大雪の日の雪かき、子どもは雪遊び大雪の日の雪かき、子どもは雪遊び

 実は、私が大町に移住した理由の一つは、地球温暖化の進行を緩和できるような暮らしがしたかったからです。具体的には、エネルギーの地域循環です。都会の生活は、選択肢の幅が狭すぎます。例えば、住宅密集地では煙が出る薪ストーブは焚けません。近くに森が無ければ薪を調達するのも大変です。都会では化石燃料しか使えません。化石燃料は大気中の温室効果ガスを増やします。田舎暮らしは車移動で排ガスが…とも考えられますが、都会で出るCO2ほどではないと思います。それに、車の利用は工夫次第で減らすことができます。

 地下深くから掘り起こした化石燃料を海外から運んできて燃やすより、地元で手に入る燃料を使う方がスマートです。しかも、木材資源は早ければ30年毎に循環させることもできます。周りの移住者でも、薪ストーブや薪ボイラーを使っている人が結構います。

木の素材が丸見えのデザインが気に入っているファットスキー木の素材が丸見えのデザインが気に入っているファットスキー

 とは言っても、全国的にはウィンタースポーツをする人なんてひと握りだし、快適便利な生活を止める必要もないと思いますし、「冬に雪を取り戻そう」なんて人は少数派だと思います。でも、予測できない未来に気候変動が原因で、長野でリンゴが採れなくなったり、大町にゴキブリが大量発生したり、全国的にもっと水害が増えたりする前に「自然エネルギー100パーセント」に早くシフトしてほしいものです。

 住む場所を変えなくても、出来る事はあると思います。例えば、電気をこまめに消すとか、肉を食べるのを控えるとか。案外、個人の小さな行動から、大きな仕組みが変わっていくこともあるかもしれません。最近、私の周りでも、ローカルな発電をしようとしている方や、廃油で自動車を動かそうとしている人がいます。

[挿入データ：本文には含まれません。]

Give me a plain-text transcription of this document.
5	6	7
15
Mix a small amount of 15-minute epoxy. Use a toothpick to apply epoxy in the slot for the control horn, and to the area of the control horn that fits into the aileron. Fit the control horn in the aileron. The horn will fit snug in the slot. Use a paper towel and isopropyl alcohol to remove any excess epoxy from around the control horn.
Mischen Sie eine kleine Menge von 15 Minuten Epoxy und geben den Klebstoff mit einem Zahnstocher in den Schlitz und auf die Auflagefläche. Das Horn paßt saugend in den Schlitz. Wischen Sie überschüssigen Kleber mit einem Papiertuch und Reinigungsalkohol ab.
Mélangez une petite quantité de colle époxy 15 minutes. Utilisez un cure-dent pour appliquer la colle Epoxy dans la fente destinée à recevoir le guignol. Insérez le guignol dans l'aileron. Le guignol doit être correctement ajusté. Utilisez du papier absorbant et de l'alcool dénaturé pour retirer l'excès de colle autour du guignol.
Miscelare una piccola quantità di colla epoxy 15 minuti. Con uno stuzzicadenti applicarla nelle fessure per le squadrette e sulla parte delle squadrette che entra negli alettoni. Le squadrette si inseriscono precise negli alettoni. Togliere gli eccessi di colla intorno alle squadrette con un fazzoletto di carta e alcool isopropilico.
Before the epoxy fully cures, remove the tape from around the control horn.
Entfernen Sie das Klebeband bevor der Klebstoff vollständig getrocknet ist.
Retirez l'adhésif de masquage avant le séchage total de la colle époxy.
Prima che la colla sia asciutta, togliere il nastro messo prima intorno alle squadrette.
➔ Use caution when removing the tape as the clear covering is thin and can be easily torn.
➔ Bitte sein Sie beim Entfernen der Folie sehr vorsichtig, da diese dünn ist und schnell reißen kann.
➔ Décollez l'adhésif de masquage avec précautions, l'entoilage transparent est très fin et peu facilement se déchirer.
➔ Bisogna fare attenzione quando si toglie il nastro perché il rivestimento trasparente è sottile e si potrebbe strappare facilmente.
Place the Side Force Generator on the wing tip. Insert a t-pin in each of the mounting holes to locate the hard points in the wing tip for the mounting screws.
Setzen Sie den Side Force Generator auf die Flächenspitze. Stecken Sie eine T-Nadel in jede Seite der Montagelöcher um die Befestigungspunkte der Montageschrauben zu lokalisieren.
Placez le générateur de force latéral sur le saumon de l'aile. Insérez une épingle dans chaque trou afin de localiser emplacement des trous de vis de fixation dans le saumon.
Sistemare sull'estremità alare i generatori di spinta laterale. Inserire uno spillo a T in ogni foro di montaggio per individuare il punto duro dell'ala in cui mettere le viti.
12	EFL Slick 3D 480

 最後に、このブログを書き終わった1月の土日にやっと雪がしっかりと積もり、まともに滑れるようになりました。早速、8歳と5歳の娘を連れて「鹿島槍スキー場」に行ってきました。子どもがテンションマックスで滑りまくっている姿を見ると、この暮らしにして正解だったと改めて思います。雪のない冬なんて物足りない!